I originally wrote the blog post below in February 2016. Posts about performance reviews never seem to lose their relevance though, hence this repost (in English this time).

In a recent newspaper article the performance evaluation process that is so common in many companies was basically declared a thing of the past. Rightly or wrongly? 

“Time-consuming” is often the complaint about the process of evaluation (how did it go?) and looking ahead (what will you do next year?). I once was manager of a department with 17 employees. The formal performance evaluation cycle consisted of one meeting for setting objectives, at least one progress conversation during the cycle (read: during the year), and one formal evaluation meeting. So I spent at least 17 x 3 meetings of one hour = 51 hours per year in a one-on-one conversation between myself, the manager, and the employee. That is slightly more than six eight-hour days. In a year. Quite frankly, written down like this I do not find that such an excessive amount of time.

As a manager I always found it useful to sit down with the employee for these performance cycle conversations and to be able to reflect – away from the hectic daily business. Things that were not normally discussed always seemed to pop up. Things that did not surface in regular team meetings, during that quick conversation at the coffee machine, in those can-I-just-quickly-ask-you-something-meetings or other work meetings (be it 1-to-1 or not). And as such the performance cycle meetings contributed a lot to the development and support of the employees by me as a manager. And wasn’t that what I was hired for? Spending six days per year on something that is part of my job actually does not seem a lot. On the contrary…

What was time-consuming and frustrating, was the bureaucracy surrounding the process. And especially the forms – online or otherwise. Forms that seemed to change from year to year, and seemed to require different content and information each year. Completing those forms always took way more time than the conversations themselves. 

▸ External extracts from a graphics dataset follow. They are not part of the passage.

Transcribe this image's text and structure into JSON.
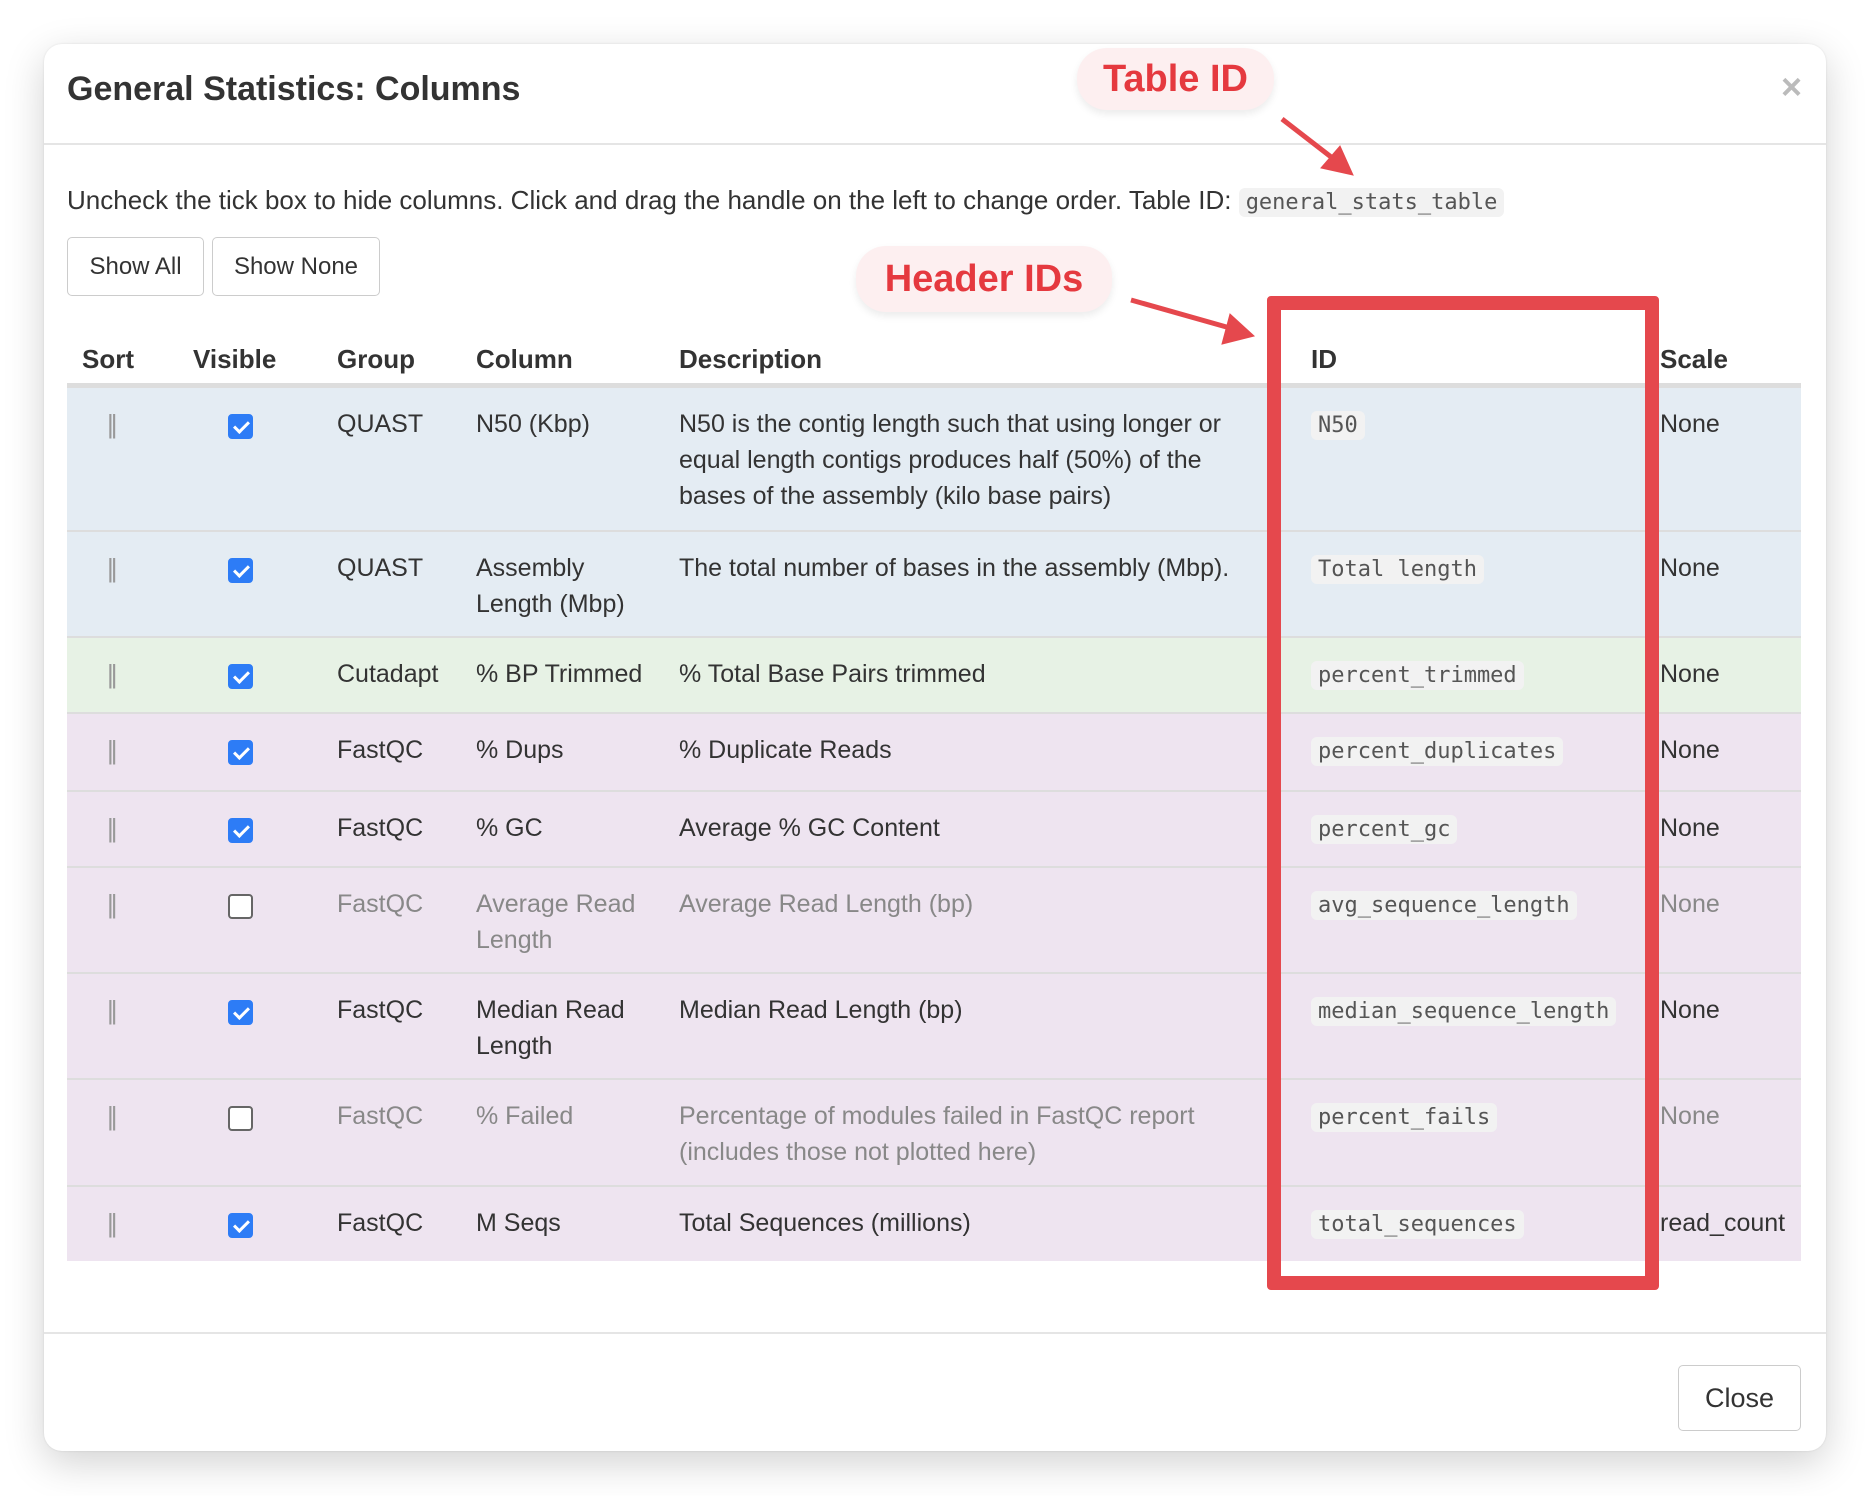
{
  "modal": {
    "title": "General Statistics: Columns",
    "close_x": "×",
    "intro": "Uncheck the tick box to hide columns. Click and drag the handle on the left to change order. Table ID:",
    "table_id": "general_stats_table",
    "show_all": "Show All",
    "show_none": "Show None",
    "close": "Close"
  },
  "annotations": {
    "table_id": "Table ID",
    "header_ids": "Header IDs",
    "color": "#e5484d"
  },
  "headers": [
    "Sort",
    "Visible",
    "Group",
    "Column",
    "Description",
    "ID",
    "Scale"
  ],
  "rows": [
    {
      "handle": "||",
      "visible": true,
      "group": "QUAST",
      "column": "N50 (Kbp)",
      "description": "N50 is the contig length such that using longer or equal length contigs produces half (50%) of the bases of the assembly (kilo base pairs)",
      "id": "N50",
      "scale": "None",
      "color": "#e4ecf3"
    },
    {
      "handle": "||",
      "visible": true,
      "group": "QUAST",
      "column": "Assembly Length (Mbp)",
      "description": "The total number of bases in the assembly (Mbp).",
      "id": "Total length",
      "scale": "None",
      "color": "#e4ecf3"
    },
    {
      "handle": "||",
      "visible": true,
      "group": "Cutadapt",
      "column": "% BP Trimmed",
      "description": "% Total Base Pairs trimmed",
      "id": "percent_trimmed",
      "scale": "None",
      "color": "#e7f2e5"
    },
    {
      "handle": "||",
      "visible": true,
      "group": "FastQC",
      "column": "% Dups",
      "description": "% Duplicate Reads",
      "id": "percent_duplicates",
      "scale": "None",
      "color": "#eee4f0"
    },
    {
      "handle": "||",
      "visible": true,
      "group": "FastQC",
      "column": "% GC",
      "description": "Average % GC Content",
      "id": "percent_gc",
      "scale": "None",
      "color": "#eee4f0"
    },
    {
      "handle": "||",
      "visible": false,
      "group": "FastQC",
      "column": "Average Read Length",
      "description": "Average Read Length (bp)",
      "id": "avg_sequence_length",
      "scale": "None",
      "color": "#eee4f0"
    },
    {
      "handle": "||",
      "visible": true,
      "group": "FastQC",
      "column": "Median Read Length",
      "description": "Median Read Length (bp)",
      "id": "median_sequence_length",
      "scale": "None",
      "color": "#eee4f0"
    },
    {
      "handle": "||",
      "visible": false,
      "group": "FastQC",
      "column": "% Failed",
      "description": "Percentage of modules failed in FastQC report (includes those not plotted here)",
      "id": "percent_fails",
      "scale": "None",
      "color": "#eee4f0"
    },
    {
      "handle": "||",
      "visible": true,
      "group": "FastQC",
      "column": "M Seqs",
      "description": "Total Sequences (millions)",
      "id": "total_sequences",
      "scale": "read_count",
      "color": "#eee4f0"
    }
  ]
}
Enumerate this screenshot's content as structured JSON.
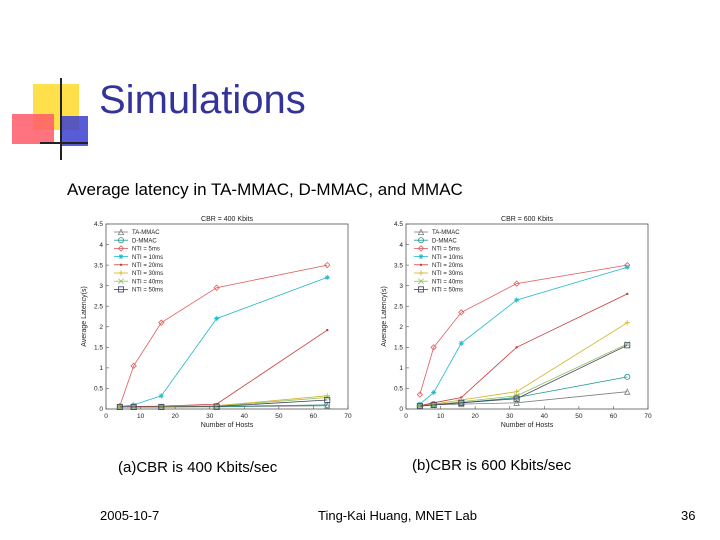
{
  "slide": {
    "title": "Simulations",
    "subtitle": "Average latency in TA-MMAC, D-MMAC, and MMAC",
    "caption_a": "(a)CBR is 400 Kbits/sec",
    "caption_b": "(b)CBR is 600 Kbits/sec",
    "footer_date": "2005-10-7",
    "footer_center": "Ting-Kai Huang, MNET Lab",
    "footer_page": "36"
  },
  "chart_data": [
    {
      "type": "line",
      "title": "CBR = 400 Kbits",
      "xlabel": "Number of Hosts",
      "ylabel": "Average Latency(s)",
      "xlim": [
        0,
        70
      ],
      "ylim": [
        0,
        4.5
      ],
      "xticks": [
        0,
        10,
        20,
        30,
        40,
        50,
        60,
        70
      ],
      "yticks": [
        0,
        0.5,
        1,
        1.5,
        2,
        2.5,
        3,
        3.5,
        4,
        4.5
      ],
      "grid": false,
      "legend": "top-left",
      "x": [
        4,
        8,
        16,
        32,
        64
      ],
      "series": [
        {
          "name": "TA-MMAC",
          "color": "#808080",
          "marker": "triangle",
          "values": [
            0.05,
            0.05,
            0.05,
            0.05,
            0.08
          ]
        },
        {
          "name": "D-MMAC",
          "color": "#1f9a8a",
          "marker": "circle",
          "values": [
            0.05,
            0.05,
            0.05,
            0.06,
            0.1
          ]
        },
        {
          "name": "NTI = 5ms",
          "color": "#e05a5a",
          "marker": "diamond",
          "values": [
            0.07,
            1.05,
            2.1,
            2.95,
            3.5
          ]
        },
        {
          "name": "NTI = 10ms",
          "color": "#22b8c8",
          "marker": "star",
          "values": [
            0.06,
            0.1,
            0.32,
            2.2,
            3.2
          ]
        },
        {
          "name": "NTI = 20ms",
          "color": "#c83a3a",
          "marker": "dot",
          "values": [
            0.05,
            0.06,
            0.07,
            0.12,
            1.92
          ]
        },
        {
          "name": "NTI = 30ms",
          "color": "#d4b020",
          "marker": "plus",
          "values": [
            0.05,
            0.05,
            0.06,
            0.08,
            0.32
          ]
        },
        {
          "name": "NTI = 40ms",
          "color": "#90c060",
          "marker": "x",
          "values": [
            0.05,
            0.05,
            0.05,
            0.07,
            0.28
          ]
        },
        {
          "name": "NTI = 50ms",
          "color": "#404060",
          "marker": "square",
          "values": [
            0.05,
            0.05,
            0.05,
            0.06,
            0.22
          ]
        }
      ]
    },
    {
      "type": "line",
      "title": "CBR = 600 Kbits",
      "xlabel": "Number of Hosts",
      "ylabel": "Average Latency(s)",
      "xlim": [
        0,
        70
      ],
      "ylim": [
        0,
        4.5
      ],
      "xticks": [
        0,
        10,
        20,
        30,
        40,
        50,
        60,
        70
      ],
      "yticks": [
        0,
        0.5,
        1,
        1.5,
        2,
        2.5,
        3,
        3.5,
        4,
        4.5
      ],
      "grid": false,
      "legend": "top-left",
      "x": [
        4,
        8,
        16,
        32,
        64
      ],
      "series": [
        {
          "name": "TA-MMAC",
          "color": "#808080",
          "marker": "triangle",
          "values": [
            0.07,
            0.1,
            0.12,
            0.15,
            0.42
          ]
        },
        {
          "name": "D-MMAC",
          "color": "#1f9a8a",
          "marker": "circle",
          "values": [
            0.08,
            0.12,
            0.15,
            0.28,
            0.78
          ]
        },
        {
          "name": "NTI = 5ms",
          "color": "#e05a5a",
          "marker": "diamond",
          "values": [
            0.35,
            1.5,
            2.35,
            3.05,
            3.5
          ]
        },
        {
          "name": "NTI = 10ms",
          "color": "#22b8c8",
          "marker": "star",
          "values": [
            0.12,
            0.4,
            1.6,
            2.65,
            3.45
          ]
        },
        {
          "name": "NTI = 20ms",
          "color": "#c83a3a",
          "marker": "dot",
          "values": [
            0.08,
            0.15,
            0.28,
            1.5,
            2.8
          ]
        },
        {
          "name": "NTI = 30ms",
          "color": "#d4b020",
          "marker": "plus",
          "values": [
            0.07,
            0.12,
            0.22,
            0.42,
            2.1
          ]
        },
        {
          "name": "NTI = 40ms",
          "color": "#90c060",
          "marker": "x",
          "values": [
            0.07,
            0.1,
            0.18,
            0.32,
            1.58
          ]
        },
        {
          "name": "NTI = 50ms",
          "color": "#404060",
          "marker": "square",
          "values": [
            0.07,
            0.1,
            0.15,
            0.25,
            1.55
          ]
        }
      ]
    }
  ]
}
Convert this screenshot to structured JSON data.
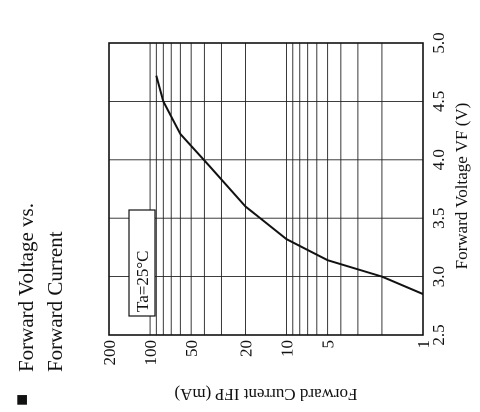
{
  "chart_data": {
    "type": "line",
    "title_line1": "Forward Voltage vs.",
    "title_line2": "Forward Current",
    "title_bullet": "■",
    "xlabel": "Forward Voltage  VF (V)",
    "ylabel": "Forward Current  IFP (mA)",
    "annotation": "Ta=25°C",
    "x_scale": "linear",
    "y_scale": "log",
    "xlim": [
      2.5,
      5.0
    ],
    "ylim": [
      1,
      200
    ],
    "x_ticks": [
      2.5,
      3.0,
      3.5,
      4.0,
      4.5,
      5.0
    ],
    "x_tick_labels": [
      "2.5",
      "3.0",
      "3.5",
      "4.0",
      "4.5",
      "5.0"
    ],
    "y_ticks": [
      1,
      5,
      10,
      20,
      50,
      100,
      200
    ],
    "y_tick_labels": [
      "1",
      "5",
      "10",
      "20",
      "50",
      "100",
      "200"
    ],
    "grid": true,
    "series": [
      {
        "x": [
          2.85,
          3.0,
          3.14,
          3.32,
          3.6,
          3.95,
          4.22,
          4.5,
          4.72
        ],
        "y": [
          1,
          2,
          5,
          10,
          20,
          37,
          60,
          80,
          90
        ]
      }
    ]
  }
}
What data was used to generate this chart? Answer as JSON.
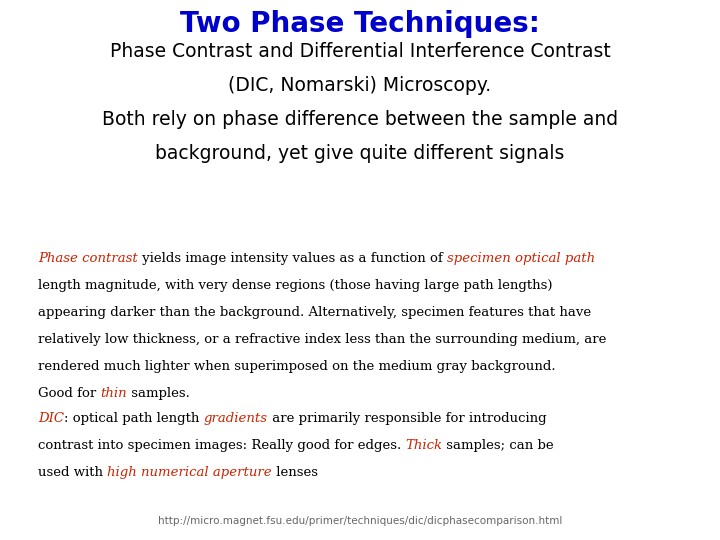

At another company I worked for the process even had an extra step. It took me a while to understand the rationale behind this. Not to mention the associated forms. 

So as far as I am concerned those forms that accompany the formal performance evaluation cycle can be thrown in the trash bin immediately. But apparently there is (thankfully) some need for feedback, as number of alternatives is mentioned in the newspaper article. 

There are organizations that already have switched to the we-have-a-continuous-conversation (WHACC) method or the we-evaluate-eachother-continuously (WEEC) method.

Great methods. But I do hope that open and honest feedback no matter what time of year was already common practice in these organizations before the abolition of the formal performance evaluation cycle? Ongoing feedback – between managers and employees, and amongst colleagues?

My proposal is therefore to (re)introduce the WHIAITPY & HHIETPY method – next to the WHACC and the WEEC method. This method involves: once a year, a conversation is held where manager and employee reflect on the past year. So that for instance patterns may be recognized and discussed. And the things that in hindsight really have proven to be important can be put in the proper perspective. All this using the following two simple questions:

  • what have I achieved in the past year?
  • how have I experienced the past year?

 The tool kit of this WHIAITPY & HHIETPY method contains only these two questions. Anyone who wants a form for this: feel free to create one yourself.